Until recently the NSW Crimes Act 1900 included specific provisions for dealing with a person who ‘maliciously caused another person to contract a grievous bodily disease’.17 When tested in practice, the provision was found to be unworkable because ‘the requirement to prove the actions were carried out “maliciously” was too onerous to prove, particularly when the accused had had sex on other occasions with women who did not contract the virus’.15 The response of the NSW government was to amend the definition of grievous bodily harm in section 4 of the Act to include infliction of a grievous bodily disease, making the general grievous bodily harm sections 33, 35 and 54 the relevant offences.
With these changes, the criminal law in NSW is now consistent with the UNAIDS International Guidelines on HIV/AIDS and Human Rights which state that no country should have criminal laws targeting people with HIV as general laws should be adequate.18 There is however increased opportunity afforded in the legislation to criminalise HIV transmission. Should increased criminalisation occur, individuals ultimately are stigmatised and blamed: a shift away from shared responsibilities – a key health promotion message of HIV interventions to date.
Unfinished business
With the groups most affected by HIV – gay men, people who inject drugs and sex workers – being marginalised in society, any consideration of public health law and human rights must also include policy, legislation and social vulnerabilities that impact on access to health services and the adoption of healthy behaviours. For this reason the final Legal Working Party Report recommended changes such as recognition of same-sex relationships, national decriminalisation of the sex industry, and repeal of drug self-administration offences.

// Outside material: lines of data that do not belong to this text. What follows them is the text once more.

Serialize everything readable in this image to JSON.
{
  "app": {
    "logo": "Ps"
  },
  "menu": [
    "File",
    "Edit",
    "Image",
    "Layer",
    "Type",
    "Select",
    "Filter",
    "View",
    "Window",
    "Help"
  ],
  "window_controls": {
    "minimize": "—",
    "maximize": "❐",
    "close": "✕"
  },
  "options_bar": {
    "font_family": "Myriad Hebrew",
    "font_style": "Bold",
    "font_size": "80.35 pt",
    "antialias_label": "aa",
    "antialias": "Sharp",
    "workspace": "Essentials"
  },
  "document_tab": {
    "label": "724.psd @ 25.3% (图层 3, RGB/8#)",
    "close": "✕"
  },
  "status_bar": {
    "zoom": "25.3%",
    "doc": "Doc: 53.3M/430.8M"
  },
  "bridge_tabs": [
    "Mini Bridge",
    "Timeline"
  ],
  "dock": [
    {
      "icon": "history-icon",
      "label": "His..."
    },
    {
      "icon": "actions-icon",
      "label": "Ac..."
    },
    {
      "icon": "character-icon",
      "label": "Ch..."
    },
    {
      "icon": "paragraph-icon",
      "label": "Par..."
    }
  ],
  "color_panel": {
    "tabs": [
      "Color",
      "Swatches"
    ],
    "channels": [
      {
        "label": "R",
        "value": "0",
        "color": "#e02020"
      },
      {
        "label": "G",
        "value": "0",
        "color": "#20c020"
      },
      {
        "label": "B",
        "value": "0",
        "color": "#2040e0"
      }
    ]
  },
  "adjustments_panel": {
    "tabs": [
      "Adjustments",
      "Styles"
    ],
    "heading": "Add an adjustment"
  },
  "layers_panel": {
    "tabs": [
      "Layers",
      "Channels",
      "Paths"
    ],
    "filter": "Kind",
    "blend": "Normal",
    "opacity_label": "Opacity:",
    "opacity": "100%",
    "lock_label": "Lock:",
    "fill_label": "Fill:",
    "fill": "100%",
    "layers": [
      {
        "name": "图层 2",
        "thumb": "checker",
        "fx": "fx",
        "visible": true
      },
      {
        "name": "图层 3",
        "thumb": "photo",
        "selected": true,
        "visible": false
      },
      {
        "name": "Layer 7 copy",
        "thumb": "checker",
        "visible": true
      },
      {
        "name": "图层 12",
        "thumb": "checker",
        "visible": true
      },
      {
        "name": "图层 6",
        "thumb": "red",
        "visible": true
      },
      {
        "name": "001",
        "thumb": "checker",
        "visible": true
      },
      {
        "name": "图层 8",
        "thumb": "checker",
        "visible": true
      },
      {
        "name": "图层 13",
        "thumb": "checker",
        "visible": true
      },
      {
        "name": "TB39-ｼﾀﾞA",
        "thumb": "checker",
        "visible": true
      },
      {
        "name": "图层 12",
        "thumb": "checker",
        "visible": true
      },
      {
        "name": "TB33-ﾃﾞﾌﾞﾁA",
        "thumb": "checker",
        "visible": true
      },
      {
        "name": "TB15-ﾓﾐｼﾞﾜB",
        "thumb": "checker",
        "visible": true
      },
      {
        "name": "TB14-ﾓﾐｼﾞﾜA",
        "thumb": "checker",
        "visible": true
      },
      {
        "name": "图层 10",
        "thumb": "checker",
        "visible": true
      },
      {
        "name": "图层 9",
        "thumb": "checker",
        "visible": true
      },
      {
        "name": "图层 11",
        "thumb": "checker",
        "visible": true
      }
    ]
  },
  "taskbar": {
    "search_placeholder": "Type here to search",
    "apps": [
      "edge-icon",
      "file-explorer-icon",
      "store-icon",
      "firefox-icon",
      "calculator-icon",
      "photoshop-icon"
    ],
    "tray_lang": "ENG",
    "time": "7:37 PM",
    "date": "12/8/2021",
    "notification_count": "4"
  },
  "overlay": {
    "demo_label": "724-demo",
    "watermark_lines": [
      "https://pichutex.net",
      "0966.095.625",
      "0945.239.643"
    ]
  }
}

While some progress was made, including the 1995 decriminalisation of the NSW sex industry, not all recommendations of the Legal Working Party have been implemented. Further, with a changing epidemic, issues have arisen that were not previously contemplated. Stigma and discrimination remain ever present for people with HIV; gay men do not yet have equality; the sex industry needs consistent national regulation and changes are needed to better allow the distribution of new injecting drug equipment.
Conclusion
In 2010, there are no longer structures to coordinate HIV legal policy or legislative reform at a state or national level. The sense of crisis that drove initial efforts to ensure the law served public health was lost as, with improvements in combination antiretroviral therapy during the 1990s, HIV increasingly became considered a chronic, manageable condition. However, changes in the state of the epidemic have seen a movement away from a rights-based approach towards a medical management model.19 The health and human rights movement may need to re-invigorate the debate on rights and HIV.